[Twisted-Python] Flow, generators, coroutines etc.

Sun May 28 06:39:54 MDT 2006

Dominic Fox wrote:
> I understand that twisted.flow is no longer maintained, and is not
> widely considered to represent a good way of writing twisted code.
> However, I haven't been able to find any explanation of why this
> approach (using generators to simulate co-operative multitasking)
> seems to have been abandoned.

Well, flow in particular had a very funny model. It did not seem 
straightforward to me at all.

> 
> Is it simply the case  that most people writing twisted code didn't
> find it very useful? Or are there more specific arguments against
> doing things that way?

I believe the general consensus with regards generator-based 
microthreads is that attempting to hide the fact you are doing 
asynchronous work behind a language trick is a Bad Thing(tm) in much the 
same way that RESTians believe layering RPC semantics over HTTP (or any 
WAN technology) is a bad thing, and for many of the same reasons.

In addition, though the concurrency issues are VASTLY reduced compared 
to pre-emptive threading, they do still exist. I've got caught out by them.

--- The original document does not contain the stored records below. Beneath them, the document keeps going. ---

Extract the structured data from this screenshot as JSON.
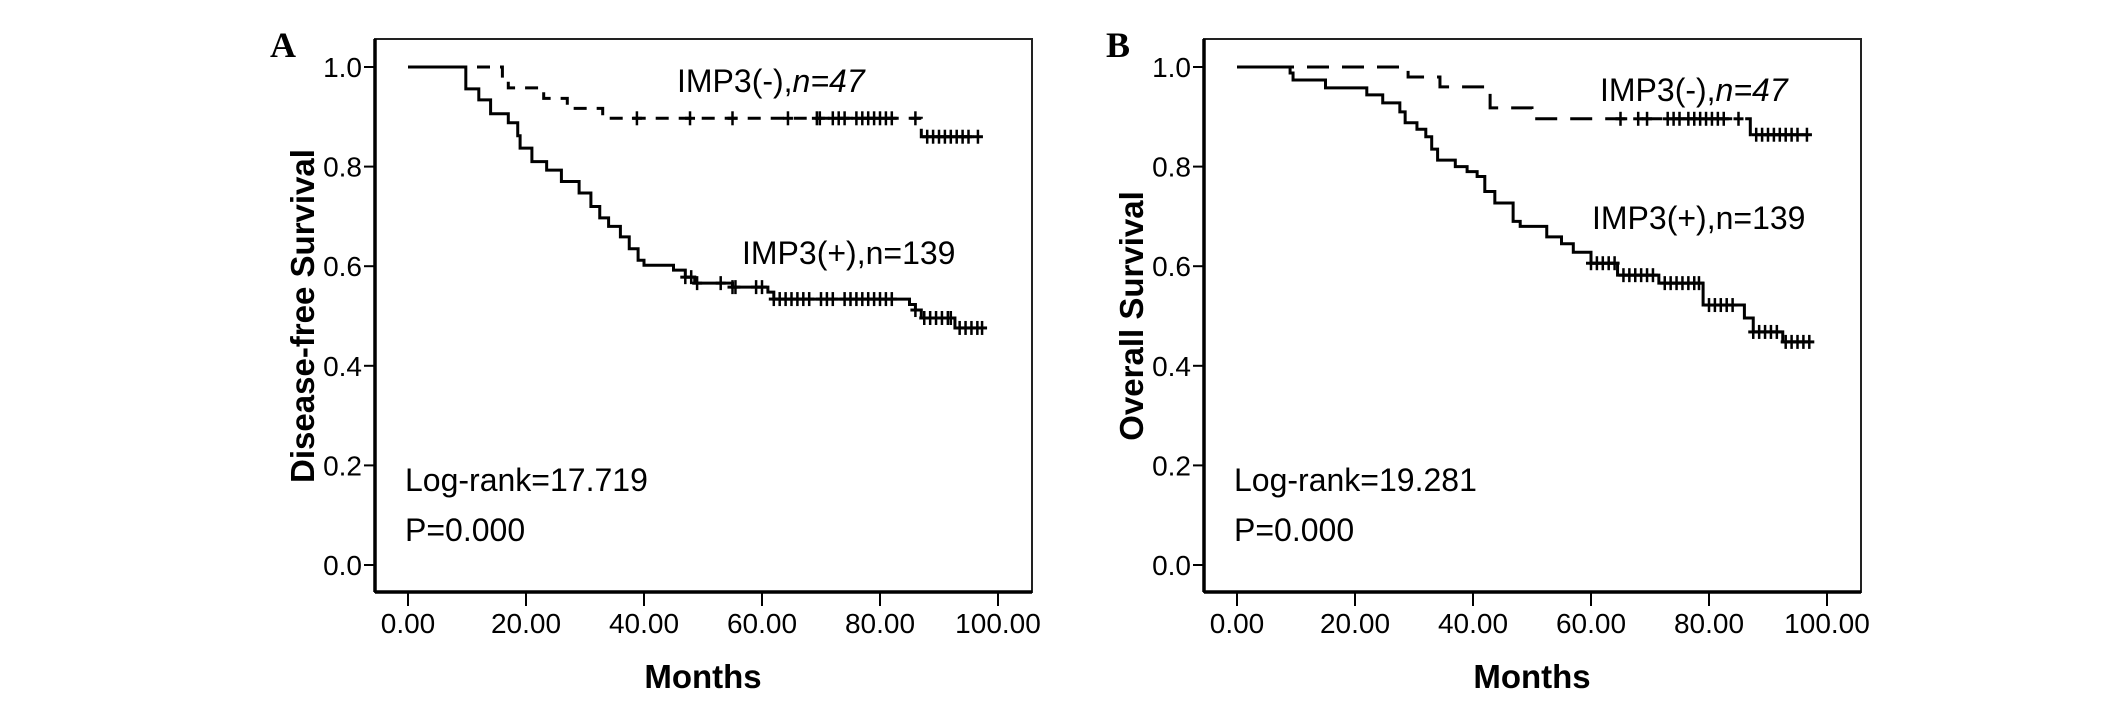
{
  "chart_data": [
    {
      "type": "line",
      "subtype": "kaplan-meier",
      "panel_label": "A",
      "xlabel": "Months",
      "ylabel": "Disease-free Survival",
      "xlim": [
        0,
        100
      ],
      "ylim": [
        0,
        1
      ],
      "xticks": [
        "0.00",
        "20.00",
        "40.00",
        "60.00",
        "80.00",
        "100.00"
      ],
      "yticks": [
        "0.0",
        "0.2",
        "0.4",
        "0.6",
        "0.8",
        "1.0"
      ],
      "grid": false,
      "annotations": {
        "logrank": "Log-rank=17.719",
        "p": "P=0.000"
      },
      "series": [
        {
          "name": "IMP3(-)",
          "label_prefix": "IMP3(-),",
          "label_n": "n=47",
          "style": "dashed",
          "end": 96.6,
          "steps": [
            [
              0,
              1
            ],
            [
              16,
              0.978
            ],
            [
              17,
              0.958
            ],
            [
              23,
              0.937
            ],
            [
              27,
              0.917
            ],
            [
              33,
              0.897
            ],
            [
              87,
              0.86
            ]
          ],
          "censored": [
            38.8,
            47.8,
            55,
            64.4,
            69.3,
            69.8,
            72,
            73,
            74,
            76,
            77,
            78,
            79,
            80,
            81,
            82,
            86,
            88,
            89,
            90,
            91,
            92,
            93,
            94,
            95,
            96.6
          ]
        },
        {
          "name": "IMP3(+)",
          "label_prefix": "IMP3(+),",
          "label_n": "n=139",
          "style": "solid",
          "end": 97.3,
          "steps": [
            [
              0,
              1
            ],
            [
              9.8,
              0.956
            ],
            [
              12,
              0.934
            ],
            [
              14,
              0.906
            ],
            [
              17,
              0.888
            ],
            [
              18.6,
              0.862
            ],
            [
              19,
              0.837
            ],
            [
              21,
              0.81
            ],
            [
              23.5,
              0.793
            ],
            [
              26,
              0.77
            ],
            [
              29,
              0.747
            ],
            [
              31,
              0.72
            ],
            [
              32.5,
              0.697
            ],
            [
              34,
              0.68
            ],
            [
              36,
              0.659
            ],
            [
              37.5,
              0.635
            ],
            [
              39,
              0.612
            ],
            [
              40,
              0.602
            ],
            [
              45,
              0.592
            ],
            [
              47,
              0.578
            ],
            [
              48.6,
              0.566
            ],
            [
              55,
              0.558
            ],
            [
              61,
              0.548
            ],
            [
              62,
              0.534
            ],
            [
              85,
              0.523
            ],
            [
              86,
              0.512
            ],
            [
              87,
              0.496
            ],
            [
              92.7,
              0.476
            ]
          ],
          "censored": [
            47,
            48,
            49,
            53,
            55,
            55.5,
            59,
            60,
            62,
            63,
            64,
            65,
            66,
            67,
            68,
            70,
            71,
            72,
            74,
            75,
            76,
            77,
            78,
            79,
            80,
            81,
            82,
            86,
            87.5,
            88.5,
            89.5,
            90.5,
            91.5,
            92,
            93.5,
            94.5,
            95.5,
            96.5,
            97.3
          ]
        }
      ]
    },
    {
      "type": "line",
      "subtype": "kaplan-meier",
      "panel_label": "B",
      "xlabel": "Months",
      "ylabel": "Overall Survival",
      "xlim": [
        0,
        100
      ],
      "ylim": [
        0,
        1
      ],
      "xticks": [
        "0.00",
        "20.00",
        "40.00",
        "60.00",
        "80.00",
        "100.00"
      ],
      "yticks": [
        "0.0",
        "0.2",
        "0.4",
        "0.6",
        "0.8",
        "1.0"
      ],
      "grid": false,
      "annotations": {
        "logrank": "Log-rank=19.281",
        "p": "P=0.000"
      },
      "series": [
        {
          "name": "IMP3(-)",
          "label_prefix": "IMP3(-),",
          "label_n": "n=47",
          "style": "dashed",
          "end": 96.6,
          "steps": [
            [
              0,
              1
            ],
            [
              29,
              0.98
            ],
            [
              34.4,
              0.96
            ],
            [
              42.9,
              0.918
            ],
            [
              50,
              0.896
            ],
            [
              87,
              0.864
            ]
          ],
          "censored": [
            65,
            68,
            69.5,
            73,
            74,
            75,
            76.5,
            77.5,
            78.5,
            79.5,
            80.5,
            81.5,
            82.5,
            85,
            88,
            89,
            90,
            91,
            92,
            93,
            94,
            95,
            96.6
          ]
        },
        {
          "name": "IMP3(+)",
          "label_prefix": "IMP3(+),",
          "label_n": "n=139",
          "style": "solid",
          "end": 97,
          "steps": [
            [
              0,
              1
            ],
            [
              9,
              0.988
            ],
            [
              9.5,
              0.974
            ],
            [
              15,
              0.958
            ],
            [
              22,
              0.944
            ],
            [
              24.7,
              0.928
            ],
            [
              27.6,
              0.91
            ],
            [
              28.5,
              0.888
            ],
            [
              30.5,
              0.875
            ],
            [
              32,
              0.86
            ],
            [
              33,
              0.835
            ],
            [
              34,
              0.813
            ],
            [
              37,
              0.8
            ],
            [
              39,
              0.79
            ],
            [
              40.7,
              0.78
            ],
            [
              42,
              0.75
            ],
            [
              43.7,
              0.727
            ],
            [
              46.8,
              0.69
            ],
            [
              48,
              0.68
            ],
            [
              52.5,
              0.659
            ],
            [
              55,
              0.645
            ],
            [
              57,
              0.628
            ],
            [
              60,
              0.606
            ],
            [
              64.5,
              0.582
            ],
            [
              71.5,
              0.566
            ],
            [
              79,
              0.522
            ],
            [
              86,
              0.496
            ],
            [
              87.5,
              0.468
            ],
            [
              92.5,
              0.448
            ]
          ],
          "censored": [
            60,
            61,
            62,
            63,
            64,
            65.5,
            66.5,
            67.5,
            68.5,
            69.5,
            70.5,
            72.5,
            73.5,
            74.5,
            75.5,
            76.5,
            77.5,
            78.3,
            80,
            81,
            82,
            83,
            84,
            87.5,
            88.5,
            89.5,
            90.5,
            91.5,
            93,
            94,
            95,
            96,
            97
          ]
        }
      ]
    }
  ]
}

Pre python2.5 getting the data back into the generator either requires a 
global or a magic stack-traversing function which is of course nasty.

Finally, you have to work very hard pre-python2.5 to make the uthreads 
correctly handle all error cases.

> 
> I'm trying to make the case at work for using twisted for networking
> things (in spite of my preference for lightweight threads plus
> sensible concurrency primitives, if Python is the target platform then
> twisted is probably the best way to go).

I tend to think that lightweight threads really require first-class 
support from the VM, such as exists in Erlang, in order for them to be 
truly useful.

Were Erlang not such an ugly language I'd seriously consider switching 
to it. The more restricted model leads to all kinds of magic VM scaling 
goodness and the "right" (in my at least current opinion) way of writing 
such code is enshrined in the very architecture.

Had Stackless not been shot down (and for no particularly good reasons - 
"we'd have to port it to each platform" seems to have been the gist of 
it, plus some people rather disappointing and recurrent fear of the new) 
then I suspect Twisted would not exist in its current form.

w.r.t. "sensible" concurrency primitives, I've heard an Erlang expert 
relate: "Oh, we have two concurrency primitives. 'read' and 'write'", a 
position I support wholeheartedly.

All that said, the BBC Kamaelia project uses a generator-based 
consumer/producer pipeline as its underlying primitive, and seems to get 
along fine with it. But a consumer/producer component is not the same as 
a lightweight thread of course - broadly a c/p will only ever interact 
with its input, local variables, output and library calls. A thread 
might be expected to interact with other threads and shared data, from 
whence all difficulty springs.

It's also worth pointing out that Google uses a massively distributed 
c/p implementation called map-reduce to do much of their big work. A 
well-isolated generator-based c/p would be trivially parallel in much 
the same way.

> 
> If I can show some full-threaded code next to some co-operative
> multitasking code that a) has much the same sort of control flow, but
> b) scales much better, and doesn't have to worry about subtle
> concurrency issues, then I think it should go fairly well. If I have
> to explain about how the event-driven programming model works at the
> same time, it might not go *so* well...

I wrote a generator-based uthread thing over the top of twisted ages 
ago, on more or less the same rationale - other people would eventually 
be expected to write code for the system, and they would balk at or be 
unable to handle writing "true" async code.

This has not in fact been the case. Several of my colleagues have picked 
up the deferred/callback programming model with little difficulty.

Given that a similar system appears in MochiKit and web programmers 
appear to be able to pick it up and run with it in a *JavaScript* VM, 
perhaps we're underestimating people.

I will say three things:

  1. The name "Deferred" is tremendously unfortunate. I cannot begin to 
imagine why they weren't just called "Callback". The name seems to 
confuse people into thinking it does something it does not.

  2. The generator/uthread trick makes for tidier code because you can 
keep state in local variables. Using callbacks require you to pass a 
state object around and then prefix everything with a "state.varname" or 
worse "state['varname']" and the (frankly annoying) extra typing 
obviously leads to more scope for bugs as well as lower performance 
since local variable access is much faster.
  Sadly the "with" keyword just got used for something else (something 
else the language already had in fact. Oh well)

  3. I believe Deferreds as they currently exist are not very fast, and 
that's on top of the high cost of python function calls. Frequently we 
are told most processes are IO bound. That is very definitely not the 
case in my setup - I am SNMP polling 1200 devices every 5 minutes, 
sending an average of ~300-500 PDUs to each. With a bit of tuning, the 
CPU spins at about 90% usermode and 10% io/system.